Ей-ей, к венчанью идет дело, к свадебке, недаром каплет краска с ресниц, с век, подрисованных карандашом, подведенных голубым или зеленым. Мягко стало в Марийке, шелково. Чуть прижмешься — и весь, целиком, уйдешь, голову, как в аистиное гнездо, положишь. Даже если уснешь, если расслабиться в полудреме, она тебя не столкнет с колен, с подола, не рявкнет, как бывало, а, наоборот, приласкает, погладит, посторожит твой сон, чтобы кухарочка, Юзек, входящий в комнаты, овчарка, рыщущая по углам в погоне за тенью зайца, редкая осенняя муха не надломили его, не согнали с белого надежного основания. Про теплицы, про фабричку даже не вспоминала, словно месяц назад отдала их и аренду, словно они сгорели дотла, а пепел увезли на пикапе во Франеково предместье, барахтающееся теперь в грязи, пробирающееся, точно крыса, от дома к дому, из сарая в сарай, с крыши на крышу.

Я не задавал вопросов, размотавшейся пряжи по комнатам не растаскивал. Даже словечка махонького, меньше камушка, не обронил в зеленую по-весеннему воду, затканную водорослями, кишащую икрой, лягушачьим кваканьем. На нерест, на бабью погибель потянуло Марийку. Сама этого захотела, сама набивалась. До сих пор дубового моего сундучка, окованного жестью, из комнаты в подвал не вынесла, не выбросила моих рубашек, купленных ценой пролитого на Голгофе пота. Вроде бы я у нее живу на господском положении, а по сути на казарменном, на птичьих правах, едва держусь на паутинке, на ниточке бабьего лета. Что ж, спешить мне некуда, подожду, пока сотрутся в памяти мой дерюжный комбинезон, резиновые сапоги, подобранные в цвет глаз, беготня с блокнотом по теплицам, по фабричке, подсчет цветов, огурцов, салата, упаковка в картонки пуговиц, присмотр за рабочим людом.

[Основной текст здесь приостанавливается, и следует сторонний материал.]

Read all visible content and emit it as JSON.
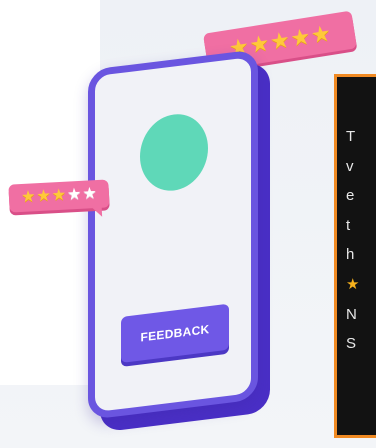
{
  "phone": {
    "button_label": "FEEDBACK"
  },
  "ratings": {
    "top": {
      "stars_filled": 5,
      "stars_total": 5
    },
    "left": {
      "stars_filled": 3,
      "stars_total": 5
    }
  },
  "tooltip": {
    "lines": [
      "T",
      "v",
      "e",
      "t",
      "h",
      "★",
      "N",
      "S"
    ]
  },
  "colors": {
    "phone_frame": "#6a55e0",
    "screen_circle": "#5fd8b8",
    "bubble": "#f06fa3",
    "star_filled": "#ffc93a",
    "tooltip_border": "#f08a23"
  },
  "icons": {
    "star_filled": "star-icon",
    "star_empty": "star-outline-icon"
  }
}
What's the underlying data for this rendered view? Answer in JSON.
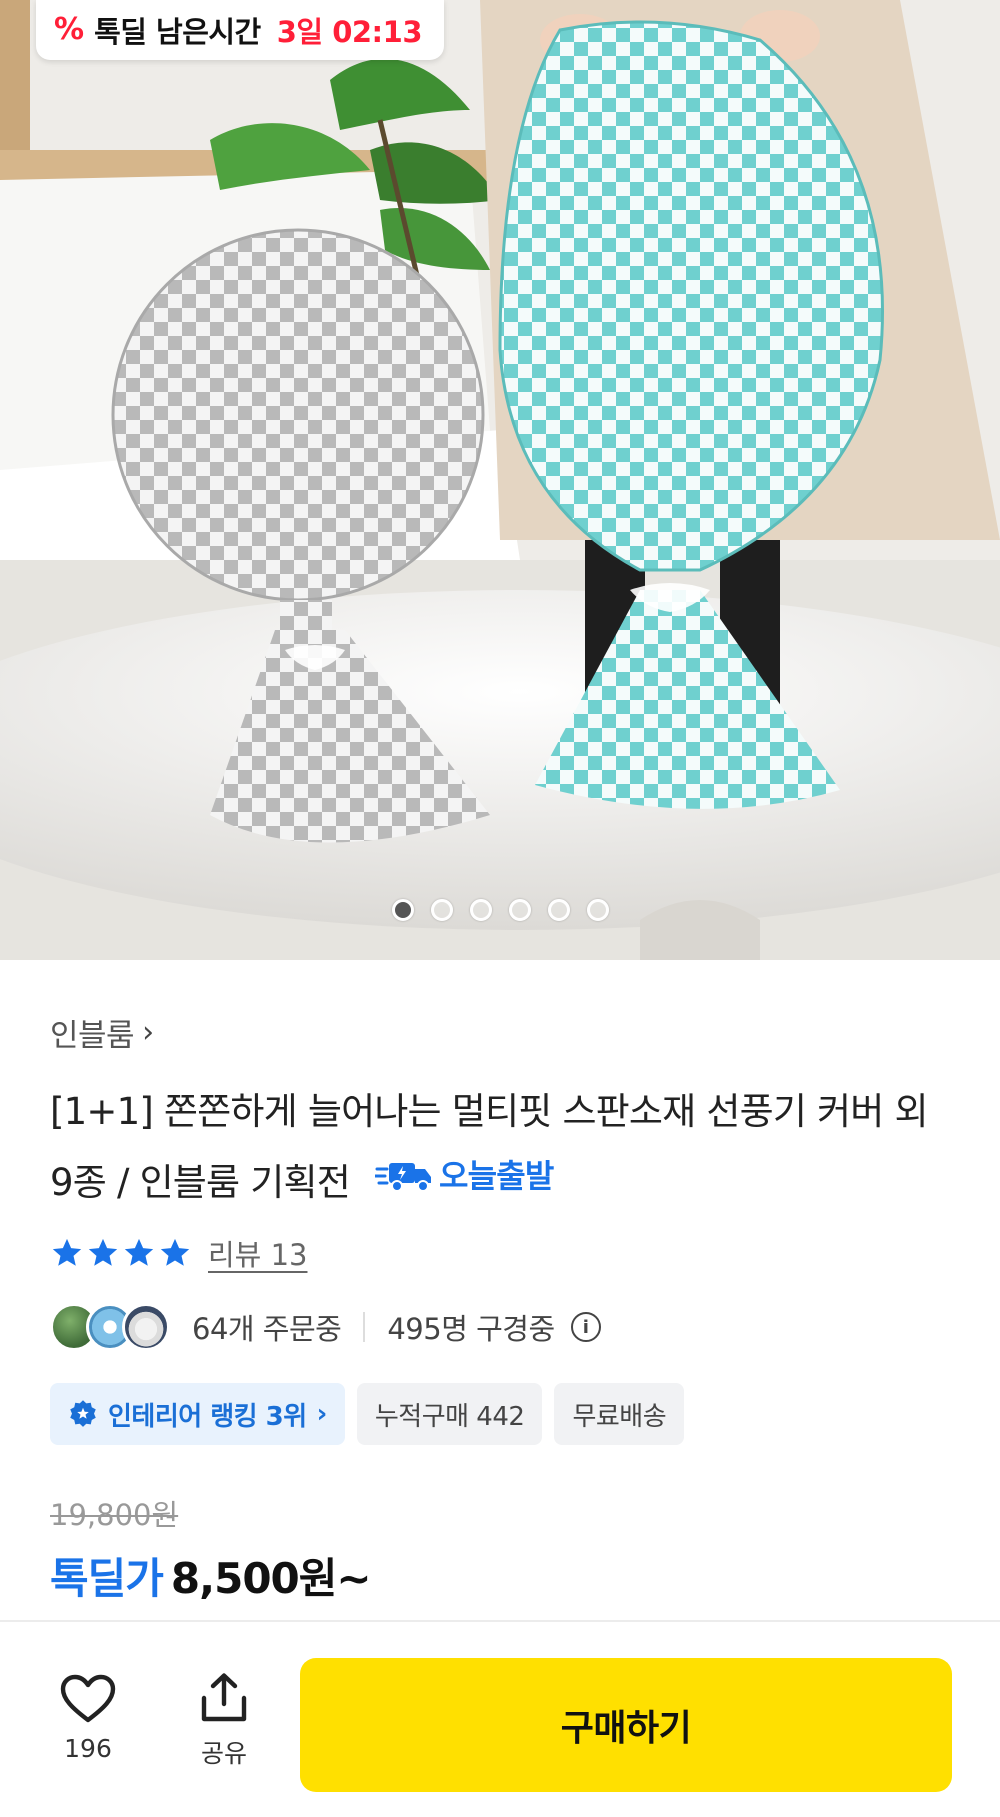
{
  "deal_badge": {
    "icon": "percent-icon",
    "label": "톡딜 남은시간",
    "time_left": "3일 02:13"
  },
  "carousel": {
    "total": 6,
    "active": 1
  },
  "product": {
    "brand": "인블룸",
    "title": "[1+1] 쫀쫀하게 늘어나는 멀티핏 스판소재 선풍기 커버 외 9종 / 인블룸 기획전",
    "shipping_badge": "오늘출발",
    "rating_stars": 4,
    "review_label": "리뷰 13",
    "orders_label": "64개 주문중",
    "viewers_label": "495명 구경중",
    "tags": [
      "인테리어 랭킹 3위",
      "누적구매 442",
      "무료배송"
    ],
    "original_price": "19,800원",
    "deal_price_label": "톡딜가",
    "deal_price": "8,500원~"
  },
  "bottom_bar": {
    "like_count": "196",
    "share_label": "공유",
    "buy_label": "구매하기"
  },
  "colors": {
    "accent_blue": "#1a73e8",
    "deal_red": "#ff1f38",
    "buy_yellow": "#ffe000"
  }
}
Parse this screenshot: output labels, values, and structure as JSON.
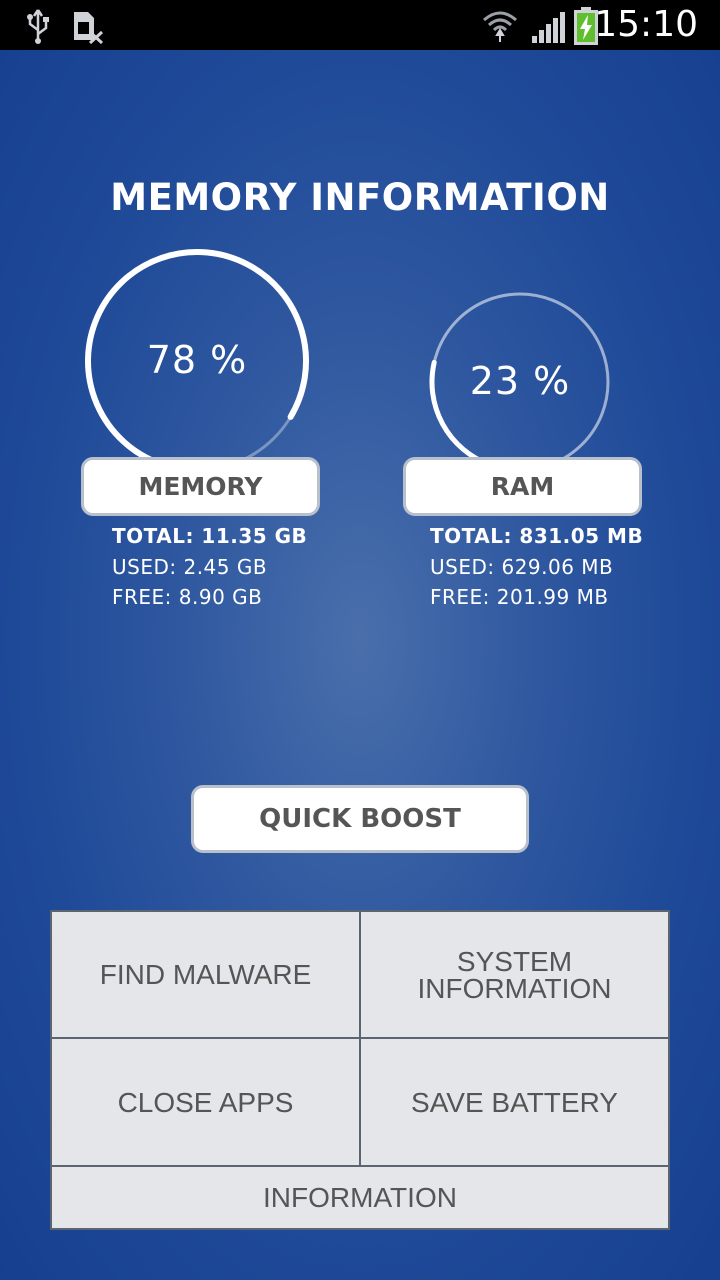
{
  "status_bar": {
    "time": "15:10",
    "icons": [
      "usb-icon",
      "no-sim-icon",
      "wifi-icon",
      "signal-icon",
      "battery-charging-icon"
    ]
  },
  "title": "MEMORY INFORMATION",
  "memory": {
    "percent_label": "78 %",
    "percent": 78,
    "label": "MEMORY",
    "total": "TOTAL: 11.35 GB",
    "used": "USED: 2.45 GB",
    "free": "FREE: 8.90 GB"
  },
  "ram": {
    "percent_label": "23 %",
    "percent": 23,
    "label": "RAM",
    "total": "TOTAL: 831.05 MB",
    "used": "USED: 629.06 MB",
    "free": "FREE: 201.99 MB"
  },
  "quick_boost": "QUICK BOOST",
  "menu": {
    "find_malware": "FIND MALWARE",
    "system_information_line1": "SYSTEM",
    "system_information_line2": "INFORMATION",
    "close_apps": "CLOSE APPS",
    "save_battery": "SAVE BATTERY",
    "information": "INFORMATION"
  },
  "colors": {
    "background": "#2f58a0",
    "button_bg": "#ffffff",
    "grid_bg": "#e4e6e9",
    "text_dark": "#555555"
  }
}
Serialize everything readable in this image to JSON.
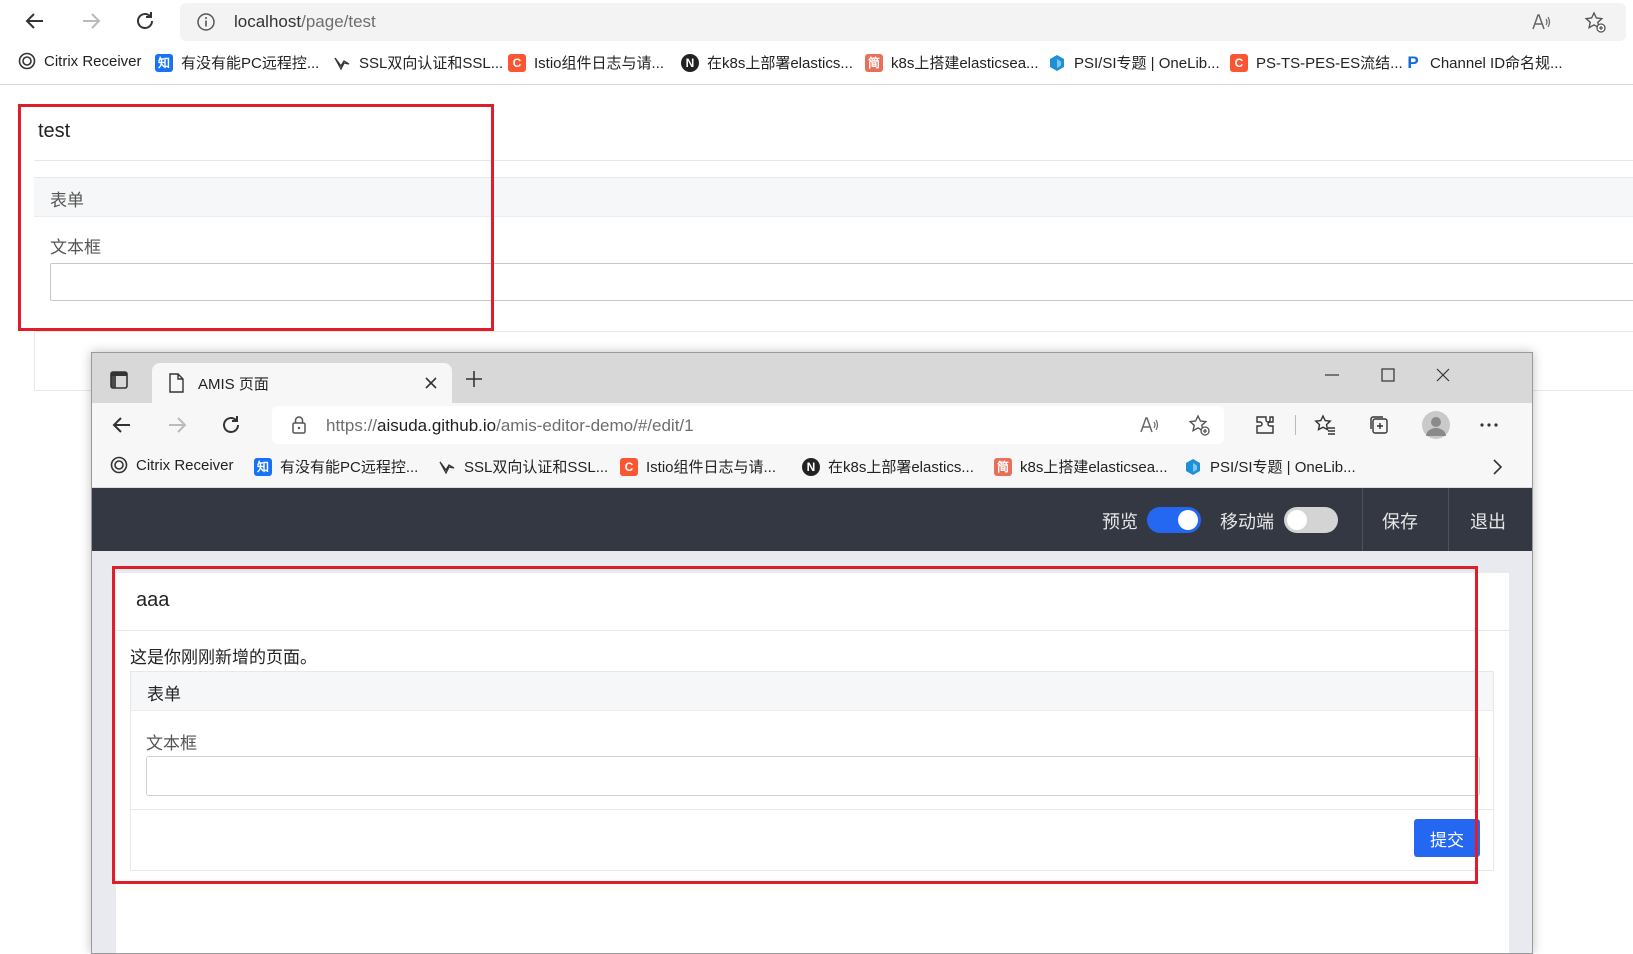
{
  "outer_browser": {
    "address": {
      "host": "localhost",
      "path": "/page/test"
    },
    "bookmarks": [
      {
        "label": "Citrix Receiver",
        "icon": "citrix-icon",
        "color": "#333333"
      },
      {
        "label": "有没有能PC远程控...",
        "icon": "zhihu-icon",
        "glyph": "知",
        "color": "#1772f6"
      },
      {
        "label": "SSL双向认证和SSL...",
        "icon": "bird-icon",
        "color": "#333333"
      },
      {
        "label": "Istio组件日志与请...",
        "icon": "csdn-icon",
        "glyph": "C",
        "color": "#fc5531"
      },
      {
        "label": "在k8s上部署elastics...",
        "icon": "n-icon",
        "glyph": "N",
        "color": "#222222"
      },
      {
        "label": "k8s上搭建elasticsea...",
        "icon": "jianshu-icon",
        "glyph": "简",
        "color": "#ea6f5a"
      },
      {
        "label": "PSI/SI专题 | OneLib...",
        "icon": "onelib-icon",
        "color": "#1e90d6"
      },
      {
        "label": "PS-TS-PES-ES流结...",
        "icon": "csdn-icon",
        "glyph": "C",
        "color": "#fc5531"
      },
      {
        "label": "Channel ID命名规...",
        "icon": "paypal-icon",
        "glyph": "P",
        "color": "#0f6bd7"
      }
    ],
    "page": {
      "title": "test",
      "form_title": "表单",
      "field_label": "文本框",
      "field_value": ""
    }
  },
  "inner_browser": {
    "tab_title": "AMIS 页面",
    "address": {
      "scheme": "https://",
      "host": "aisuda.github.io",
      "path": "/amis-editor-demo/#/edit/1"
    },
    "bookmarks": [
      {
        "label": "Citrix Receiver",
        "icon": "citrix-icon",
        "color": "#333333"
      },
      {
        "label": "有没有能PC远程控...",
        "icon": "zhihu-icon",
        "glyph": "知",
        "color": "#1772f6"
      },
      {
        "label": "SSL双向认证和SSL...",
        "icon": "bird-icon",
        "color": "#333333"
      },
      {
        "label": "Istio组件日志与请...",
        "icon": "csdn-icon",
        "glyph": "C",
        "color": "#fc5531"
      },
      {
        "label": "在k8s上部署elastics...",
        "icon": "n-icon",
        "glyph": "N",
        "color": "#222222"
      },
      {
        "label": "k8s上搭建elasticsea...",
        "icon": "jianshu-icon",
        "glyph": "简",
        "color": "#ea6f5a"
      },
      {
        "label": "PSI/SI专题 | OneLib...",
        "icon": "onelib-icon",
        "color": "#1e90d6"
      }
    ],
    "app_header": {
      "preview_label": "预览",
      "preview_on": true,
      "mobile_label": "移动端",
      "mobile_on": false,
      "save_label": "保存",
      "exit_label": "退出"
    },
    "page": {
      "title": "aaa",
      "description": "这是你刚刚新增的页面。",
      "form_title": "表单",
      "field_label": "文本框",
      "field_value": "",
      "submit_label": "提交"
    }
  },
  "colors": {
    "highlight_frame": "#e01e2b",
    "header_bg": "#333842",
    "switch_on": "#2468f2",
    "switch_off": "#d4d4d4",
    "submit_bg": "#2468f2"
  }
}
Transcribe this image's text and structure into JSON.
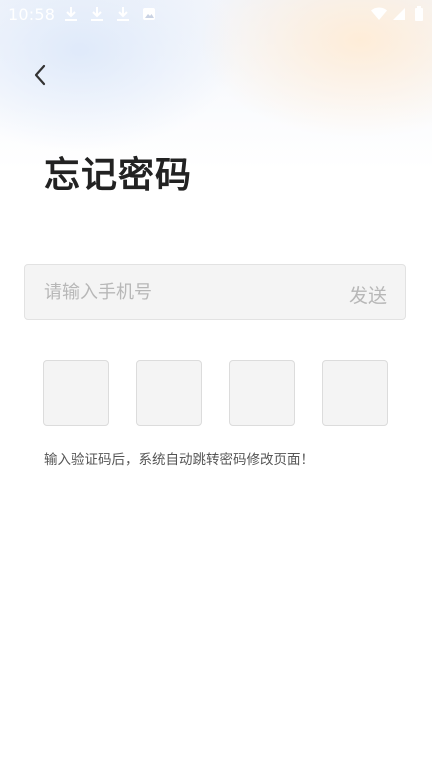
{
  "status_bar": {
    "time": "10:58",
    "left_icons": [
      "download-icon",
      "download-icon",
      "download-icon",
      "image-notification-icon"
    ],
    "right_icons": [
      "wifi-icon",
      "signal-icon",
      "battery-icon"
    ]
  },
  "header": {
    "back_icon": "chevron-left-icon"
  },
  "page": {
    "title": "忘记密码"
  },
  "phone": {
    "placeholder": "请输入手机号",
    "value": "",
    "send_label": "发送"
  },
  "verification": {
    "box_count": 4,
    "values": [
      "",
      "",
      "",
      ""
    ]
  },
  "hint": "输入验证码后，系统自动跳转密码修改页面！",
  "colors": {
    "title": "#222222",
    "placeholder": "#b7b7b7",
    "input_bg": "#f4f4f4",
    "hint": "#555555"
  }
}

Расчувствовался я, пожалел себя осенней, коровьей жалостью, целыми часами теперь простаивал с кларнетом у окна, вплетал в моросящий уже который день дождичек полевые припевки. Хромого зайчишку вытаскивал из-под межи, сажал за пазуху, чтобы отогреть, куропатку подстреленную, напрасно силящуюся взлететь, завшивленную галку, пытающуюся выклевать мне глаз. А Марийка все ходила вокруг да около, какую-то молитву, видно девичью, длинными холеными пальцами распутывала, вздыхала все чаще либо лежала подле меня без движения, глядела безотрывно в потолок, ждала: вдруг он откликнется, заиграет на органе, фату, подвенечное платье на нас сбросит.

— Ендрусь, а может, нам… да, да, серебряные часики. Люди косятся, сплетничают. А может, нам попробовать? Я к тебе привыкла, узнала всю твою подноготную. Конечно, я, как базарная торговка, барышница, за брусок масла тебя заполучила, за домашний сыр. Купить пожелала, купить со всеми потрохами, что получше, оставить себе, допустить в комнаты, а остальное, травяное, лиственное, выбросить за окно, закопать на свалке. Но теперь все по-другому, Ендрусь, ой, по-другому, серебряные часики.